This week I have another fishy specimen for you to have a go at identifying:

This one was caught in deep water off the coast of Ireland and is preserved in one of the large fluid tanks behind the scenes in the Dead Zoo. If you recognise the species maybe drop a hint in the comments box below. Enjoy the challenge!
Looks Halloweeny in that red light-perhaps a ‘hex’ has been placed on this vit-al fishy?
It looks like it might be all clammy sitting in that fluid tank. It does also look a bit eel-like.

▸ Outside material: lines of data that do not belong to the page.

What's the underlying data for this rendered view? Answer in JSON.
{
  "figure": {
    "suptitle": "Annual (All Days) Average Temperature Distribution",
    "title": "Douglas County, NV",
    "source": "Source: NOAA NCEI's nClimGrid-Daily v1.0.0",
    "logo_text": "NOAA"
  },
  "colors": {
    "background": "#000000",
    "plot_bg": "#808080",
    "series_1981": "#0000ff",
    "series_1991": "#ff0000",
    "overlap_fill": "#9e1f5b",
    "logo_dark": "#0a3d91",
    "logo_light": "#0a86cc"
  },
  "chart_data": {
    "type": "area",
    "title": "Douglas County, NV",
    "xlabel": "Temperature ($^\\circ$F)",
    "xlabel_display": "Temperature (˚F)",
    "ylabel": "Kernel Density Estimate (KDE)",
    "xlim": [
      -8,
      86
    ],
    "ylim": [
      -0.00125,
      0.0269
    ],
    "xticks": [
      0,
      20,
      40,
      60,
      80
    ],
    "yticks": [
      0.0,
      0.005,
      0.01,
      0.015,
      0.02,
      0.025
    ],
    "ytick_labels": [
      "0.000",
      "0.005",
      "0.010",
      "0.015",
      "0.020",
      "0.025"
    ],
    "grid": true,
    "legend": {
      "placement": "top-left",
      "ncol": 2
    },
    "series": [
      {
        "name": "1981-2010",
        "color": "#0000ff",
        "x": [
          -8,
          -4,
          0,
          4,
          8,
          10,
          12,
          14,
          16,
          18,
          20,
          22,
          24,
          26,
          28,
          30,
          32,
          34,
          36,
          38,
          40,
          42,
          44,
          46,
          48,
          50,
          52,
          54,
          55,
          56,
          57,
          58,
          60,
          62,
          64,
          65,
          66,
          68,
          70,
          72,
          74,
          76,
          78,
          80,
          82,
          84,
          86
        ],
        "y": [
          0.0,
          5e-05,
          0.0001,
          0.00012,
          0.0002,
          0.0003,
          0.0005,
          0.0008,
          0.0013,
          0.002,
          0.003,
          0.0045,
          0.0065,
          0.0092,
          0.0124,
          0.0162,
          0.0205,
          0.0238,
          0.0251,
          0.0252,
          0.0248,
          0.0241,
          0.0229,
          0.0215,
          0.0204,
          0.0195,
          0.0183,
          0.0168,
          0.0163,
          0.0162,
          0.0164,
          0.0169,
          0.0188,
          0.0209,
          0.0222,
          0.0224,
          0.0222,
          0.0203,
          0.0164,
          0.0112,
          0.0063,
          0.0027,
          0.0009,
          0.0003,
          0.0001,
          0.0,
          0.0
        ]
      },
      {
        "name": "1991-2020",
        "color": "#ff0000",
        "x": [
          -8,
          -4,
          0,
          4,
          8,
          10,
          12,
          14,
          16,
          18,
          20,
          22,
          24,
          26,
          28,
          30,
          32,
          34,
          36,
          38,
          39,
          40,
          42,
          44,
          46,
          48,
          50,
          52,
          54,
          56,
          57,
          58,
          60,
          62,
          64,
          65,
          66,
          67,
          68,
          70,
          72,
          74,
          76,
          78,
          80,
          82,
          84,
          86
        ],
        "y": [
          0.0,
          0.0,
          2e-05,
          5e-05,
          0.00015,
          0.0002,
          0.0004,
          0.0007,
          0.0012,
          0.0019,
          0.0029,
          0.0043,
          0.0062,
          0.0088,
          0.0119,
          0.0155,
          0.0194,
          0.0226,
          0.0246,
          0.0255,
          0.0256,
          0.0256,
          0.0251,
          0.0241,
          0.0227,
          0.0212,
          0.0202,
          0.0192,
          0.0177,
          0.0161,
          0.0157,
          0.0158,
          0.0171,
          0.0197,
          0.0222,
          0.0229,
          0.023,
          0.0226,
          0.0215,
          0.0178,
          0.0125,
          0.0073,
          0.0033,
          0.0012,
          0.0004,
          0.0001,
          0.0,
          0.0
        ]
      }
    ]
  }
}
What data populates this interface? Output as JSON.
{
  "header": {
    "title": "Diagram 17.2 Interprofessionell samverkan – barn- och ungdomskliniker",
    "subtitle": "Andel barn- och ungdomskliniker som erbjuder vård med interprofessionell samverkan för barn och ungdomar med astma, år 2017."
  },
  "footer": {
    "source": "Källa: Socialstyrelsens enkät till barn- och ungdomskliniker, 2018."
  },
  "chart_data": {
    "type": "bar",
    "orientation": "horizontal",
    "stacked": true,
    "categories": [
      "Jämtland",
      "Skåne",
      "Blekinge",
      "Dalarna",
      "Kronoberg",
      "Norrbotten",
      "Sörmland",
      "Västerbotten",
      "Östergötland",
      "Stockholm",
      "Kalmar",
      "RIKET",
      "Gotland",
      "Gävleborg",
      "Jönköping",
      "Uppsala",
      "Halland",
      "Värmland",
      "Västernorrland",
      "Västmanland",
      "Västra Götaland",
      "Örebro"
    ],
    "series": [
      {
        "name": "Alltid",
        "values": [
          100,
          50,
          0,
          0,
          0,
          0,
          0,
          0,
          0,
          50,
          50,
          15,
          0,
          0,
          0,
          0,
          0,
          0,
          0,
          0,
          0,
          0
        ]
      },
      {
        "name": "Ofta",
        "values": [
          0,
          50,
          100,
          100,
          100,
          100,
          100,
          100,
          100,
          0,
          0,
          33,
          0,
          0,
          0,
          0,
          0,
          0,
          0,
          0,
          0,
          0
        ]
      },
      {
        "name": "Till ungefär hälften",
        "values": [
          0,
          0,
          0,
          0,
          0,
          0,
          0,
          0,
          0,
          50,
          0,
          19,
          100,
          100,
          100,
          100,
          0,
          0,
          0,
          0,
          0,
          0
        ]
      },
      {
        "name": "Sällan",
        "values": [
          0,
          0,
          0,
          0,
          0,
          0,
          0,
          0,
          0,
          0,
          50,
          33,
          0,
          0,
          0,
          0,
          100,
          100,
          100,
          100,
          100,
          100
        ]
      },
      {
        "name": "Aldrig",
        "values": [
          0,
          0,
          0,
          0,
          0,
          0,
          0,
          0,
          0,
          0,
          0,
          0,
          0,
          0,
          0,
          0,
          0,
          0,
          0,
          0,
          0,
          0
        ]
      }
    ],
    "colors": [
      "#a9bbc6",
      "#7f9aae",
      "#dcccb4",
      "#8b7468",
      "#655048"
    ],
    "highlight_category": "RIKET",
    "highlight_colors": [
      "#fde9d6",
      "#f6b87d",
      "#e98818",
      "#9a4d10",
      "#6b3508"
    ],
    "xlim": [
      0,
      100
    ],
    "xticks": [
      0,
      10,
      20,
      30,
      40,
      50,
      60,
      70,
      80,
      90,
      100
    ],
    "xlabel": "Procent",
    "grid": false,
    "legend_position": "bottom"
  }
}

Oh cool – frilly and chilly from the depths –
An interesting member of the Selachii, frilly and eel-like
I’m going with a word that occurs in both Jennifer and Wouter’s posts. The large number of gill openings behind the head makes it clearly a shark… and have I counted right that there are six of them? The jaw articulation is weird for a fish: looks more like what you’d have on some tetrapod or other (so my first guess, before I read the text saying it was from deep in the ocean, was that it might be some sort of salamander or caecilian): is this what amphistyly looks like in the flesh?
Anyway, Wikipedia says there are two species in this genus, and if it was caught off Ireland it probably isn’t the one from South African waters.
My first guesses are always wrong. So I’m not going to. Instead I’ll go with wot Allen sed. He seems to know his stuff.
Allen was just following hints from jennifermacaire and Wouter van Gestel.
About the weird jaws… Most sharks have noses that project well forward of the jaw opening (including, as it happens, the other living genus included among the six-gilled). In this critter — confirming the “frilled” id — the mouth opening is terminal. It just doesn’t look sharklike!
Very strange animal.
(I seem to have given up any effort to be cryptic: sorry.)